«Ogni peccato ed ogni bestemmia sarà perdonata agli uomini, dice Gesù Cristo in S. Matteo, ma la bestemmia contro lo Spirito Santo non sarà rimessa. Chiunque sparlerà del Figliuolo dell’uomo otterrà perdono; ma chi avrà sparlato dello Spirito Santo non ne avrà remissione, né in questo secolo, né nel futuro» (MATTH. XII, 31-32). Qual è questo peccato che non sarà rimesso né nel tempo, né nell’eternità?
Disperare di salvarsi l’anima: la disperazione deriva da sfiducia nella divina misericordia o da sfiducia in sé stessi, nella propria capacità di mantenere il proponimento di non ricadere nel peccato; nella propria capacità di rinnegare sé stesso, di prendere la propria croce e di seguire Cristo anche sulla strada che porta al calvario. Chi dispera, ragiona press’a poco così: Cristo richiede una tempra eroica, io non sono un eroe, dunque la sua morale non è per me. In ultima analisi, chi dispera, come chi presume, confida solo in sé stesso. Però, mentre il primo conclude di non potercela fare, il presuntuoso ritiene di potercela fare senza la necessaria arma della grazia divina.
Presumere di salvarsi senza merito. Chi dispera, si configura un Dio giusto, ma non anche misericordioso. Chi presume, si configura un Dio misericordioso, ma non anche giusto. Pecca chi si espone alle occasioni di peccato, presumendo di avere la forza morale sufficiente per superare la tentazione. La presunzione si allea alla superbia e alla mancanza del timor di Dio. Il presuntuoso infatti, crede di poter fare a meno di Dio.

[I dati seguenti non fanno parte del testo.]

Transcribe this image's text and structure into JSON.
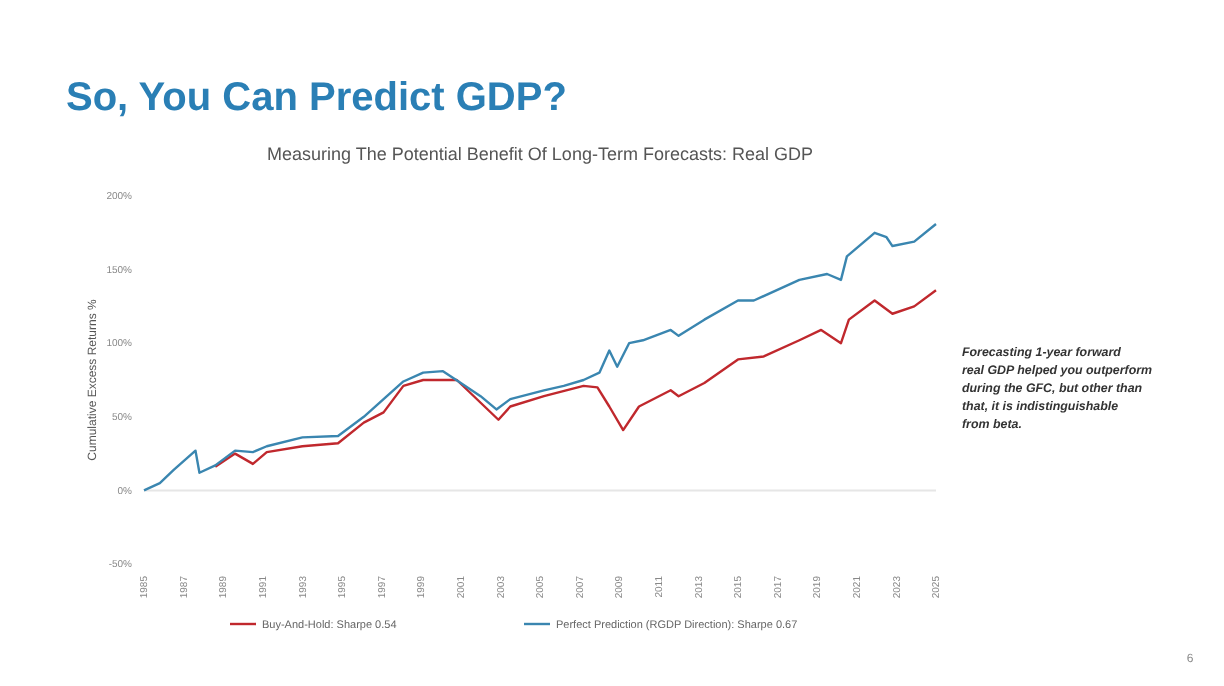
{
  "chart_data": {
    "type": "line",
    "title": "So, You Can Predict GDP?",
    "subtitle": "Measuring The Potential Benefit Of Long-Term Forecasts: Real GDP",
    "ylabel": "Cumulative Excess Returns %",
    "annotations": [
      "Forecasting 1-year forward real GDP helped you outperform during the GFC, but other than that, it is indistinguishable from beta.",
      "6"
    ],
    "xlim": [
      1985,
      2025
    ],
    "xticks": [
      1985,
      1987,
      1989,
      1991,
      1993,
      1995,
      1997,
      1999,
      2001,
      2003,
      2005,
      2007,
      2009,
      2011,
      2013,
      2015,
      2017,
      2019,
      2021,
      2023,
      2025
    ],
    "ylim": [
      -50,
      200
    ],
    "yticks": [
      {
        "value": -50,
        "label": "-50%"
      },
      {
        "value": 0,
        "label": "0%"
      },
      {
        "value": 50,
        "label": "50%"
      },
      {
        "value": 100,
        "label": "100%"
      },
      {
        "value": 150,
        "label": "150%"
      },
      {
        "value": 200,
        "label": "200%"
      }
    ],
    "ref_lines": [
      {
        "axis": "y",
        "value": 0,
        "color": "#e6e6e6"
      }
    ],
    "grid": false,
    "legend": "bottom",
    "marker": "none",
    "line_style": "solid",
    "series": [
      {
        "name": "Buy-And-Hold: Sharpe 0.54",
        "color": "#c0282d",
        "x": [
          1988.6,
          1989.6,
          1990.5,
          1991.2,
          1993,
          1994.8,
          1996.1,
          1997.1,
          1998.1,
          1999.1,
          2000.8,
          2001.5,
          2002.2,
          2002.9,
          2003.5,
          2005.2,
          2007.2,
          2007.9,
          2008.5,
          2009.2,
          2010,
          2011.6,
          2012,
          2013.3,
          2015,
          2016.3,
          2018.1,
          2019.2,
          2020.2,
          2020.6,
          2021.9,
          2022.8,
          2023.9,
          2025
        ],
        "values": [
          16,
          25,
          18,
          26,
          30,
          32,
          46,
          53,
          71,
          75,
          75,
          66,
          57,
          48,
          57,
          64,
          71,
          70,
          57,
          41,
          57,
          68,
          64,
          73,
          89,
          91,
          102,
          109,
          100,
          116,
          129,
          120,
          125,
          136
        ]
      },
      {
        "name": "Perfect Prediction (RGDP Direction): Sharpe 0.67",
        "color": "#3a86b0",
        "x": [
          1985,
          1985.8,
          1986.5,
          1987.6,
          1987.8,
          1988.6,
          1989.6,
          1990.5,
          1991.2,
          1993,
          1994.8,
          1996.1,
          1997.1,
          1998.1,
          1999.1,
          2000.1,
          2001,
          2002,
          2002.8,
          2003.5,
          2005.2,
          2006.2,
          2007.2,
          2008,
          2008.5,
          2008.9,
          2009.5,
          2010.2,
          2011.6,
          2012,
          2013.3,
          2015,
          2015.8,
          2018.1,
          2019.5,
          2020.2,
          2020.5,
          2021.9,
          2022.5,
          2022.8,
          2023.9,
          2025
        ],
        "values": [
          0,
          5,
          14,
          27,
          12,
          17,
          27,
          26,
          30,
          36,
          37,
          50,
          62,
          74,
          80,
          81,
          73,
          64,
          55,
          62,
          68,
          71,
          75,
          80,
          95,
          84,
          100,
          102,
          109,
          105,
          116,
          129,
          129,
          143,
          147,
          143,
          159,
          175,
          172,
          166,
          169,
          181
        ]
      }
    ]
  }
}
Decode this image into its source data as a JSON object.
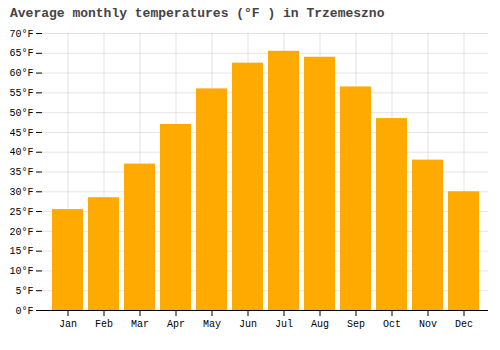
{
  "chart_data": {
    "type": "bar",
    "title": "Average monthly temperatures (°F ) in Trzemeszno",
    "categories": [
      "Jan",
      "Feb",
      "Mar",
      "Apr",
      "May",
      "Jun",
      "Jul",
      "Aug",
      "Sep",
      "Oct",
      "Nov",
      "Dec"
    ],
    "values": [
      25.5,
      28.5,
      37.0,
      47.0,
      56.0,
      62.5,
      65.5,
      64.0,
      56.5,
      48.5,
      38.0,
      30.0
    ],
    "color": "#FFAA00",
    "ylim": [
      0,
      70
    ],
    "yticks": [
      {
        "value": 0,
        "label": "0°F"
      },
      {
        "value": 5,
        "label": "5°F"
      },
      {
        "value": 10,
        "label": "10°F"
      },
      {
        "value": 15,
        "label": "15°F"
      },
      {
        "value": 20,
        "label": "20°F"
      },
      {
        "value": 25,
        "label": "25°F"
      },
      {
        "value": 30,
        "label": "30°F"
      },
      {
        "value": 35,
        "label": "35°F"
      },
      {
        "value": 40,
        "label": "40°F"
      },
      {
        "value": 45,
        "label": "45°F"
      },
      {
        "value": 50,
        "label": "50°F"
      },
      {
        "value": 55,
        "label": "55°F"
      },
      {
        "value": 60,
        "label": "60°F"
      },
      {
        "value": 65,
        "label": "65°F"
      },
      {
        "value": 70,
        "label": "70°F"
      }
    ],
    "grid": true
  }
}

Rifiutare la verità, pur riconoscendola come tale. Chi è disponibile alla fede, accetta anche quello che non riesce a comprendere in virtù di quello che comprende. Chi non è disponibile alla fede respinge anche quello che capisce a causa di quello che non riesce a capire. Rifiutare la verità morale e religiosa non è la stessa cosa che ignorare o rifiutare la verità scientifica o filosofica, perché queste ultime non incidono, in linea di massima, sulla nostra vita quotidiana come fanno o dovrebbero fare le verità morali e religiose. Ma soprattutto per un cristiano la verità è lo stesso Cristo. Rifiutare la verità è rifiutare Cristo.
Invidiare il cristiano che compie il proprio dovere. L’invidia diviene peccato contro lo Spirito Santo quando raggiunge livelli diabolici, quando cioè l’invidioso non solo desidera il male fisico ma anche il male morale dell’altro, non solo spera che l’altro cada in peccato, ma addirittura cerca di pervertirlo.
Ostinarsi nel peccato. Scrive Marlowe: “Sebbene tu abbia peccato come un uomo, non perseverare nel male come un demonio” (Faust). Nei primi secoli del Cristianesimo era diffusa la consuetudine di fare quasi coincidere il battesimo con l’unzione degl’infermi per essere liberati non solo dal peccato originale, ma anche da tutti i peccati attuali commessi nel corso della vita. Ma questo significa abusare della paziente misericordia di Dio.
Impenitenza finale. Finché c’è vita, c’è speranza di salvarsi l’anima. Dio ci attende sino all’ultimo istante. Dio ci parla sempre, l’impenitente non ascolta mai la sua parola. Dio ci tende sempre una mano. L’impenitente la respinge sempre. Non può incolpare altri che sé stesso del suo destino di perdizione. Il cristiano, invece, ogni giorno chiede a Dio la grazia di morire in grazia.